Osman Uzunkaya

Osman Uzunkaya

Hafız İsmail (60)

Hafız İsmail (60)

                Hafız İsmail’in hali hazırda görev yaptığı köy ile yeni anlaştığı köyün arası pekte uzak sayılmazdı. Bu köylerin yakınında birkaç köy daha bulunmaktaydı. Köyleri bir birlerine bağlayan; dar ve engebeli, eğri büğrü birçok toprak yolun dışında, araziyi orta yerinden ikiye bölen geniş bir asfalt yol geçmekteydi. Bu yol köylerin can damarı gibiydi. Çünkü onları şehre bağlıyordu. Köyler, bu yolun iki yakasında ve birbirlerine yakın sayılabilecek uzaklıkta adeta fermuar dişlileri gibi dizilmişlerdi. Uçsuz bucaksız ovayı yarım hilal biçiminde çevreleyen ve çıplak gözle bakıldığında hemen varılacakmış gibi görünen sıra dağlar bu bölgeyi iki ayrı coğrafya’ya ayırmıştı. Dağlık alanların bulunduğu bölgede tabiat çok daha cömertti. Her yer dağ, taş, orman ve makilik alanlarla kaplıydı. Su boldu, arazi verimliydi lakin ekilip dikilecek alan bir o kadar kıttı. Bu bölgede beş veya on dönüm tarlası olanlara zengin gözüyle bakılırdı. Buradakilerin çoğunluğu bir dönümün dörtte birine eşit olan ve adına “evlek” denen birkaç parça araziyi ekip dikerek hayatını sürdürmek zorundaydı. Birçok insan geçim darlığı yüzünden köyünden ayrılıp,  gurbet ellerinde ekmeğinin peşine düşerdi. Ancak ova bölgesi çok farklıydı. Burada adeta yer gök dümdüz araziydi. Kıraç arazilerin üzerinde yağmur suyuyla büyüyen ekinler her yıl;“altın başak”larıyla sahibini paraya boğardı. Yirmi, otuz dönüm toprağa sahip olan insan sayısı parmakla gösterilecek kadar azken, yüz dönüm ve üzerinde toprağa sahip olanların sayısı hayli fazlaydı. Ova bölgesinde yaşayanlar dağ bölgesinin insanına göre daha rahat bir hayat sürmekteydi. Geçim kaygıları olmadığı için, okuyup bir meslek edinmelerine gerek yoktu. Zaten işleri başlarından aşkındı. Onların yardımına koşacak dağ bölgesinin insanları ne güne duruyordu? Kendilerinin emeğe, onlarında paraya ihtiyaçları vardı.

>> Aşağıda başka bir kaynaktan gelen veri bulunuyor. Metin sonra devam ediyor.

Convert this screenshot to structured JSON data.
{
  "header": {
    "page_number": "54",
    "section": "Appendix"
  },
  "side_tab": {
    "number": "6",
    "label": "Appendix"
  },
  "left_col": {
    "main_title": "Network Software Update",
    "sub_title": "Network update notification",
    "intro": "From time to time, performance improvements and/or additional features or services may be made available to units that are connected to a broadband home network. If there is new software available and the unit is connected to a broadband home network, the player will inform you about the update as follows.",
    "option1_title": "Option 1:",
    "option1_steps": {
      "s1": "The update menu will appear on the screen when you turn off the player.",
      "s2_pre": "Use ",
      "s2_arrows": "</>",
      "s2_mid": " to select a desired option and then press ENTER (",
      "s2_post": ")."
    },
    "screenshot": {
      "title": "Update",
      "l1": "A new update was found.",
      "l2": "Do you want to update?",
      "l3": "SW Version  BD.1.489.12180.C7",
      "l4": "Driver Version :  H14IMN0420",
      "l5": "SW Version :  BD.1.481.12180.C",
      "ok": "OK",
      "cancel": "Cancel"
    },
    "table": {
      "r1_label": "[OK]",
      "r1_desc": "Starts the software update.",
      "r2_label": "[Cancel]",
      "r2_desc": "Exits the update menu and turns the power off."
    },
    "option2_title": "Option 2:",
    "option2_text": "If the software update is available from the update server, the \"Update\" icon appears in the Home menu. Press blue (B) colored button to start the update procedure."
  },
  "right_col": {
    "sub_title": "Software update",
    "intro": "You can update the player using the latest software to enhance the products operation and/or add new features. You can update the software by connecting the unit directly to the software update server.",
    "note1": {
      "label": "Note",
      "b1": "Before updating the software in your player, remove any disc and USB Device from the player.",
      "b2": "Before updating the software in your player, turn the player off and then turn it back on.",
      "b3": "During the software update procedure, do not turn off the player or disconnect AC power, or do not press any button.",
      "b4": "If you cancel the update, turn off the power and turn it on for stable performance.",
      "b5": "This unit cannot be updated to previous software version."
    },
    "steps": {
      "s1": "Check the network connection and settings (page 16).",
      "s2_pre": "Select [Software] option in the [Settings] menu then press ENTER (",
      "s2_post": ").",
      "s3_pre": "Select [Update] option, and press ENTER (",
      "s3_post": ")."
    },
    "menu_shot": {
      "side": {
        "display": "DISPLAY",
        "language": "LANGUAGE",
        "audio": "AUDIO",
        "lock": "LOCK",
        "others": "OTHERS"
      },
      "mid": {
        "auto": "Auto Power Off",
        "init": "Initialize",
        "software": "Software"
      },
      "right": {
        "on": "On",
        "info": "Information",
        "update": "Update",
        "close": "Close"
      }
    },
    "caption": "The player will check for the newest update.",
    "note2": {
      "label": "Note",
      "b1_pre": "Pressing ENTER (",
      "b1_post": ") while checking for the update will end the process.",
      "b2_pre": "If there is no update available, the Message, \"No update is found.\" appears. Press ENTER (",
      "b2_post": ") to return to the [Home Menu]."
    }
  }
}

                Çağla köyü muhtarı kara Mustafa, hafız İsmail’i bütün ısrarlarına rağmen kendi evinde misafir etti. Sabah erkenden kahvaltıyı hazırlatan kara Mustafa, hafız İsmail’in yattığı odanın kapısını yavaşça vurup; “hafız efendi” Diye seslendi. Çoktan uyanmış olan hafız İsmail; “Geliyorum” diye cevap verdi.  Muhtarla beraber alt kattaki geniş odaya geçtiler. Muhtar kara Mustafa’nın hazırlattığı kahvaltı sofrasına otururken bir ara gözü kolundaki saate takıldı. İçinden, eyvah! Saat dokuz olmuş, geciktim diye mırıldandı. Onun saate baktığını gören muhtar kara Mustafa;  “Meraklanma hafız efendi, ben seni kendi ellerimle evine götüreceğim.” Dedi. Ben giderim Muhtarım sen zahmet etme diyen hafız İsmail’e; “olmaz öyle şey!” Diye çıkışan muhtar, aceleyle odadan çıkıp gitti. Az sonra gelerek; “Şimdi gidebiliriz.” Diye söylendi. Birlikte traktöre binip yola koyuldular. Hafız İsmail’in içi pek rahat değildi. Önce Recep ağayla konuşsaydım keşke diye düşündü. Çağla köyüyle anlaştığından ne hanımın, ne muhtar Recep ağanın ne de köylülerin haberi vardı. İçinden nasılsa ben köye varınca haberleri olacak diye geçirdi. Sonrada kendi kendine davul zurnayla mı ilan edecektim diye mırıldandı. (devam edecek)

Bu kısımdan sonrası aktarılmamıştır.